Adam Danz on 31 Dec 2019
"You can get Xedges from the code that I attached before"
"I don't have a mat file."
It would take you less than 1 minute to create one using the save() function. By sharing a mat file, we know we're using the exact same data. But when you give the csv file, it requires me to read in the data and there are multiple ways to do that so we could end up with slightly different values. Also, it takes more time for us volunteers to read-in data. The idea is to make it easy for us to help you and to make sure we're all looking at the exact same thing.

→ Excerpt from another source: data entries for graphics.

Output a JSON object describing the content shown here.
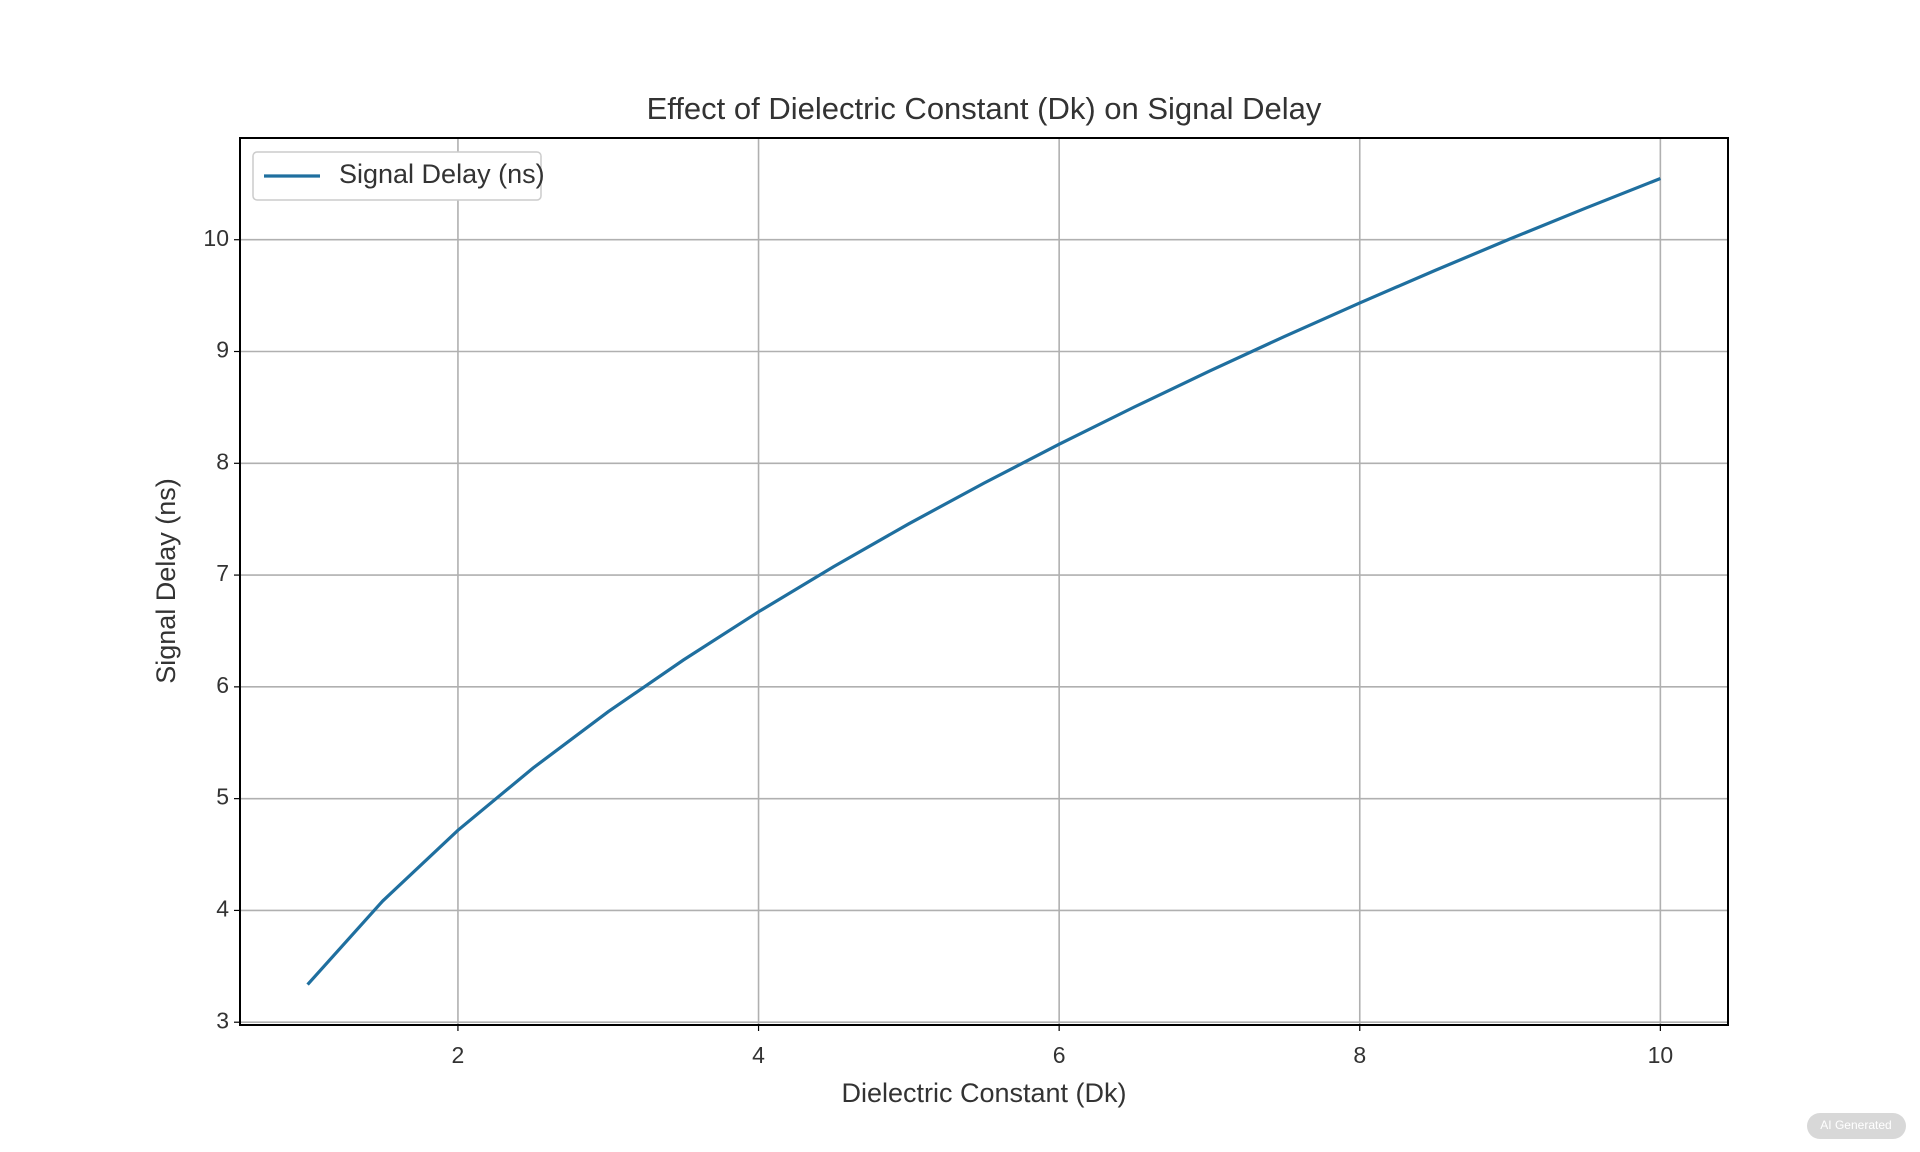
{
  "chart_data": {
    "type": "line",
    "title": "Effect of Dielectric Constant (Dk) on Signal Delay",
    "x_label": "Dielectric Constant (Dk)",
    "y_label": "Signal Delay (ns)",
    "x": [
      1,
      1.5,
      2,
      2.5,
      3,
      3.5,
      4,
      4.5,
      5,
      5.5,
      6,
      6.5,
      7,
      7.5,
      8,
      8.5,
      9,
      9.5,
      10
    ],
    "series": [
      {
        "name": "Signal Delay (ns)",
        "color": "#1f6f9f",
        "values": [
          3.336,
          4.085,
          4.717,
          5.274,
          5.778,
          6.24,
          6.671,
          7.076,
          7.459,
          7.823,
          8.171,
          8.504,
          8.825,
          9.135,
          9.435,
          9.725,
          10.007,
          10.281,
          10.548
        ]
      }
    ],
    "xlim": [
      0.55,
      10.45
    ],
    "ylim": [
      2.975,
      10.91
    ],
    "xticks": [
      2,
      4,
      6,
      8,
      10
    ],
    "yticks": [
      3,
      4,
      5,
      6,
      7,
      8,
      9,
      10
    ],
    "grid": true,
    "legend": "upper left"
  },
  "badge": "AI Generated"
}
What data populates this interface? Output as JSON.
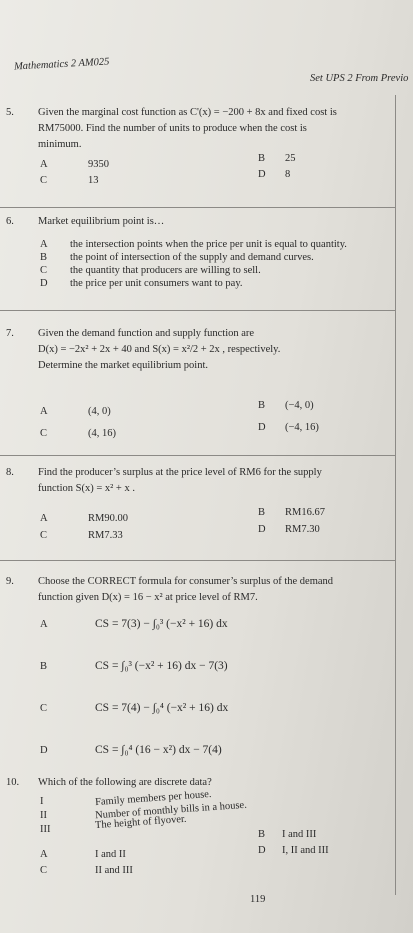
{
  "header": {
    "course": "Mathematics 2 AM025",
    "set": "Set UPS 2 From Previo"
  },
  "questions": [
    {
      "number": "5.",
      "lines": [
        "Given the marginal cost function as C'(x) = −200 + 8x and fixed cost is",
        "RM75000. Find the number of units to produce when the cost is",
        "minimum."
      ],
      "options": [
        {
          "letter": "A",
          "text": "9350"
        },
        {
          "letter": "B",
          "text": "25"
        },
        {
          "letter": "C",
          "text": "13"
        },
        {
          "letter": "D",
          "text": "8"
        }
      ]
    },
    {
      "number": "6.",
      "lines": [
        "Market equilibrium point is…"
      ],
      "options": [
        {
          "letter": "A",
          "text": "the intersection points when the price per unit is equal to quantity."
        },
        {
          "letter": "B",
          "text": "the point of intersection of the supply and demand curves."
        },
        {
          "letter": "C",
          "text": "the quantity that producers are willing to sell."
        },
        {
          "letter": "D",
          "text": "the price per unit consumers want to pay."
        }
      ]
    },
    {
      "number": "7.",
      "lines": [
        "Given the demand function and supply function are",
        "D(x) = −2x² + 2x + 40 and S(x) = x²/2 + 2x , respectively.",
        "Determine the market equilibrium point."
      ],
      "options": [
        {
          "letter": "A",
          "text": "(4, 0)"
        },
        {
          "letter": "B",
          "text": "(−4, 0)"
        },
        {
          "letter": "C",
          "text": "(4, 16)"
        },
        {
          "letter": "D",
          "text": "(−4, 16)"
        }
      ]
    },
    {
      "number": "8.",
      "lines": [
        "Find the producer’s surplus at the price level of RM6 for the supply",
        "function S(x) = x² + x ."
      ],
      "options": [
        {
          "letter": "A",
          "text": "RM90.00"
        },
        {
          "letter": "B",
          "text": "RM16.67"
        },
        {
          "letter": "C",
          "text": "RM7.33"
        },
        {
          "letter": "D",
          "text": "RM7.30"
        }
      ]
    },
    {
      "number": "9.",
      "lines": [
        "Choose the CORRECT formula for consumer’s surplus of the demand",
        "function given D(x) = 16 − x² at price level of RM7."
      ],
      "options": [
        {
          "letter": "A",
          "text": "CS = 7(3) − ∫₀³ (−x² + 16) dx"
        },
        {
          "letter": "B",
          "text": "CS = ∫₀³ (−x² + 16) dx − 7(3)"
        },
        {
          "letter": "C",
          "text": "CS = 7(4) − ∫₀⁴ (−x² + 16) dx"
        },
        {
          "letter": "D",
          "text": "CS = ∫₀⁴ (16 − x²) dx − 7(4)"
        }
      ]
    },
    {
      "number": "10.",
      "lines": [
        "Which of the following are discrete data?"
      ],
      "items": [
        {
          "numeral": "I",
          "text": "Family members per house."
        },
        {
          "numeral": "II",
          "text": "Number of monthly bills in a house."
        },
        {
          "numeral": "III",
          "text": "The height of flyover."
        }
      ],
      "options": [
        {
          "letter": "A",
          "text": "I and II"
        },
        {
          "letter": "B",
          "text": "I and III"
        },
        {
          "letter": "C",
          "text": "II and III"
        },
        {
          "letter": "D",
          "text": "I, II and III"
        }
      ]
    }
  ],
  "page_number": "119"
}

I copied your data from the csv file into the command window and named the variable "data". Then I ran the following two sections of code. The first section produces the variable yMean and the second section produces the variable yMean2. Then I compare the values.
X = data(1:211, 1);
Xmax = max(X); Xmin = min(X);
N = 106; % no. of bins we want
dy = (Xmax - Xmin)/ (N-1); % N-1 will be clear in the next line
Xedges = Xmin - dy/2 : dy : Xmax + dy/2;
Xedges = Xedges';
% VERSION 1
bins = discretize(X,Xedges);
Y = data(1:211, 2);
yBinned = arrayfun(@(i)Y(bins==i),unique(bins),'UniformOutput',false);
yMean = cellfun(@(x)mean(x(~isnan(x))),yBinned);
% VERSION 2
[n,bins2] = histc(X,Xedges);
yMean2 = accumarray(bins2,Y,[],@mean);
% COMPARE VERSIONS
isequal(bins,bins2) % = TRUE; so they are the same
isequal(yMean,yMean2) % = TRUE; so they are the same
As you can see, the two sections produce the same outputs. If you are getting different values it could be due to any of the following reasons
1. The inputs in your code are different between the two versions.
2. Your versions don't match my versions.
3. I'm using r2019b and you're using r2016a. I doubt this is the problem.